Motivation
Whenever I want to quickly explore an idea, look at some data, generate a plot or would just like to run a simple calculation that is too complicated for Spotlight or Raycast, I like the option of just going to a local Jupyter lab instance on my Macbook or workstation. I have never been a fan of using Jupyter in VS Code or PyCharm. Aside from being more stable in my my experience, I love the simplicity of the browser for exploratory work. In the past, I found myself quite often accidentally closing the terminal window running the Jupyter instance and the connection dropped. I also found myself fighting quite a bit with the interplay of Miniconda environments and Jupyter. It happened quite often that I would start the Jupyter instance from the wrong environment or wanted to switch in the middle. Finally, starting Jupyter instances from many different folders of my computer led notebooks scattered all over my machines.

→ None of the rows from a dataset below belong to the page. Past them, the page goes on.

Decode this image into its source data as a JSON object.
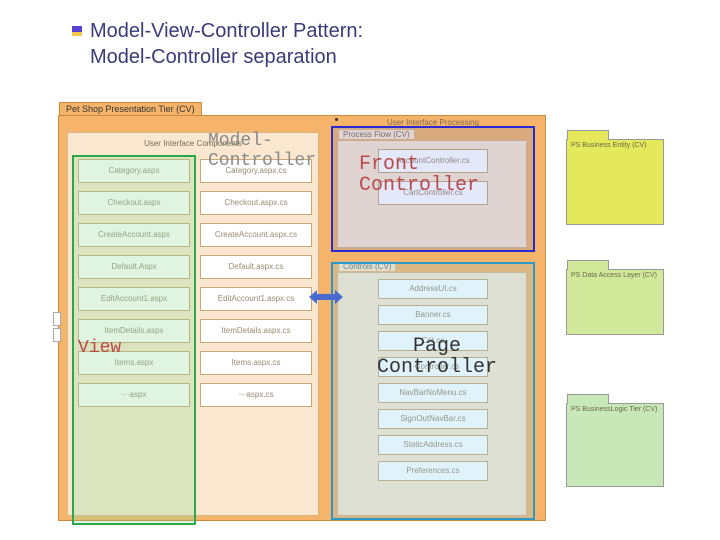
{
  "title": {
    "line1": "Model-View-Controller Pattern:",
    "line2": "Model-Controller separation"
  },
  "tier": {
    "label": "Pet Shop Presentation Tier (CV)"
  },
  "ui_components": {
    "label": "User Interface Components",
    "left": [
      "Category.aspx",
      "Checkout.aspx",
      "CreateAccount.aspx",
      "Default.Aspx",
      "EditAccount1.aspx",
      "ItemDetails.aspx",
      "Items.aspx",
      "···aspx"
    ],
    "right": [
      "Category.aspx.cs",
      "Checkout.aspx.cs",
      "CreateAccount.aspx.cs",
      "Default.aspx.cs",
      "EditAccount1.aspx.cs",
      "ItemDetails.aspx.cs",
      "Items.aspx.cs",
      "···aspx.cs"
    ]
  },
  "overlays": {
    "view": "View",
    "model_controller": "Model-Controller",
    "front": "Front\nController",
    "page": "Page\nController"
  },
  "ui_processing": {
    "label": "User Interface Processing"
  },
  "process_flow": {
    "label": "Process Flow (CV)",
    "items": [
      "AccountController.cs",
      "CartController.cs"
    ]
  },
  "controls": {
    "label": "Controls (CV)",
    "items": [
      "AddressUI.cs",
      "Banner.cs",
      "Crit.cs",
      "···Controller.cs",
      "NavBarNoMenu.cs",
      "SignOutNavBar.cs",
      "StaticAddress.cs",
      "Preferences.cs"
    ]
  },
  "packages": {
    "entity": "PS Business Entity (CV)",
    "dal": "PS Data Access Layer (CV)",
    "logic": "PS BusinessLogic Tier (CV)"
  }
}
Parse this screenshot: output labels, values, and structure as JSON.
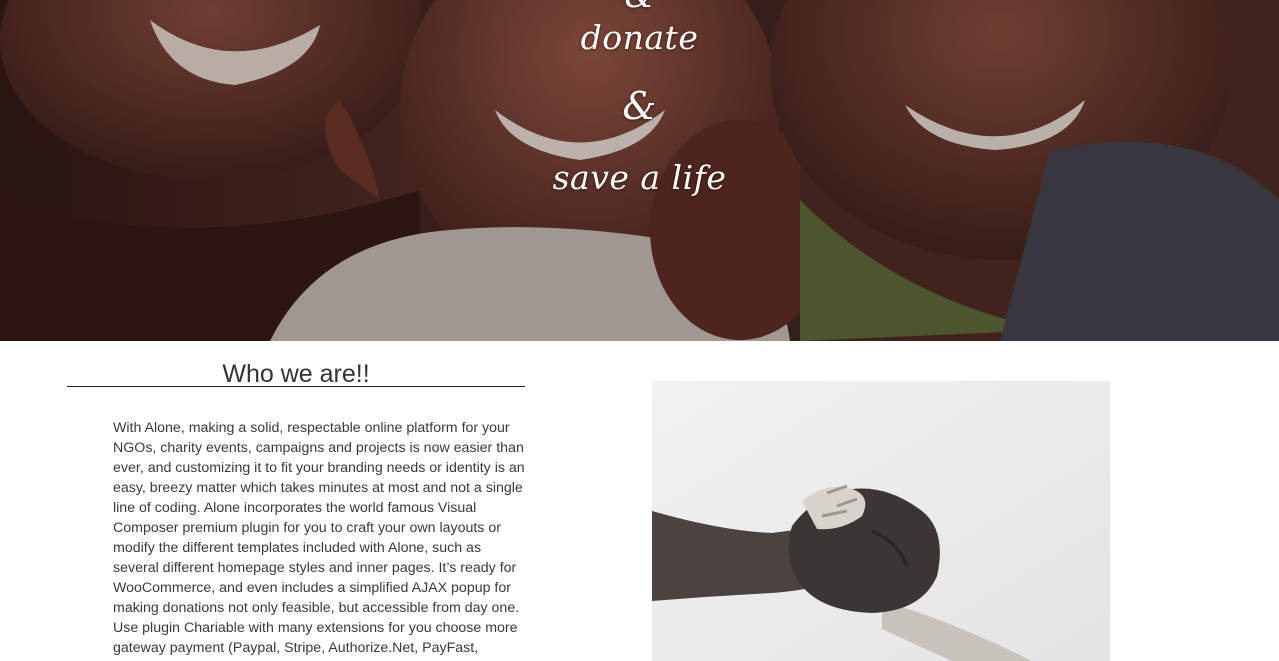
{
  "hero": {
    "line_partial": "&",
    "line_donate": "donate",
    "line_ampersand": "&",
    "line_save": "save a life",
    "image_name": "smiling-children-photo"
  },
  "about": {
    "title": "Who we are!!",
    "body": "With Alone, making a solid, respectable online platform for your NGOs, charity events, campaigns and projects is now easier than ever, and customizing it to fit your branding needs or identity is an easy, breezy matter which takes minutes at most and not a single line of coding. Alone incorporates the world famous Visual Composer premium plugin for you to craft your own layouts or modify the different templates included with Alone, such as several different homepage styles and inner pages. It’s ready for WooCommerce, and even includes a simplified AJAX popup for making donations not only feasible, but accessible from day one. Use plugin Chariable with many extensions for you choose more gateway payment (Paypal, Stripe, Authorize.Net, PayFast,",
    "image_name": "handshake-photo"
  },
  "colors": {
    "hero_overlay": "#2b1613",
    "text": "#333333",
    "rule": "#222222"
  }
}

The First Part: nb_conda_kernels
There is the solution of manually adding every conda environment as a Jupyter kernel. I used to follow these instructions but often forgot to add a new environment created for a quick experiment. There is the much cleaner solution of nb_conda_kernels. Following the instructions on the developer's website, one simply installs this package into the base environment. Afterward, all conda
environments that have the ipykernel
package installed, will be visible from within Jupyter if the instance was started from base. For example, the following should work:
mamba activate base
mamba install nb_conda_kernels
mamba create -n lab_py311
mamba install -n lab_py311 python=3.11 ipykernel
jupyter lab
The commands assume you have mamba installed for faster installations.
The Second Part: nohup
One of my favorite UNIX command line tools is nohup
(short for: no hang up). Preceding any command with nohup
and following it with ampersand &
causes the submitted process to be disowned and run in the background. I often do that for longer running jobs on cluster login nodes, e.g. copying files or rsync
, or when I submit calculations or neural network trainings on my office workstation that will run overnight. The latter use case is especially important, when I submit the process via ssh
. It has happened too often that I close the lid of my Macbook and am ready to call it a day, just to hear an almost immediate shutdown of the GPU fans one meter next to me. Coming back to the problem: on every computer I intent to use Jupyter, I create a folder called lab
in my home directory. Within that folder, all my local projects will live and from there I start a single Jupyter instance using nohup
:
#!/bin/zsh
cd $HOME/lab
echo "Starting Jupyter server at $(date)" >> start-jupyter-server.out
nohup jupyter lab --no-browser >> start-jupyter-server.out 2>&1 &
I typically request no browser window be opened and stderr be redirected to stdout. As long as my computer is running, I can go to http://localhost:8888/lab and work on a project or run a scratch notebook without the worry of accidentally closing a terminal window too much (Cmd+Q). Whenever I work on a new project, I simply create a new subfolder within lab. Finally, I added this script to my Login Items, so I never forget to run it after a reboot. I found that I had to change the default application for shell scripts to be iTerm
or Terminal
, otherwise Xcode
would open upon login with an instance of the script instead.
Conclusion
Following these steps, I can always spin up a new Jupyter notebook with an existing or new conda
environment - it's that simple. mojo
and julia
are also installed on my system. I have another trick that extends this set-up in order to access an always running remote Jupyter instance, e.g. the one on my GPU workstation. I will share some details in a future post.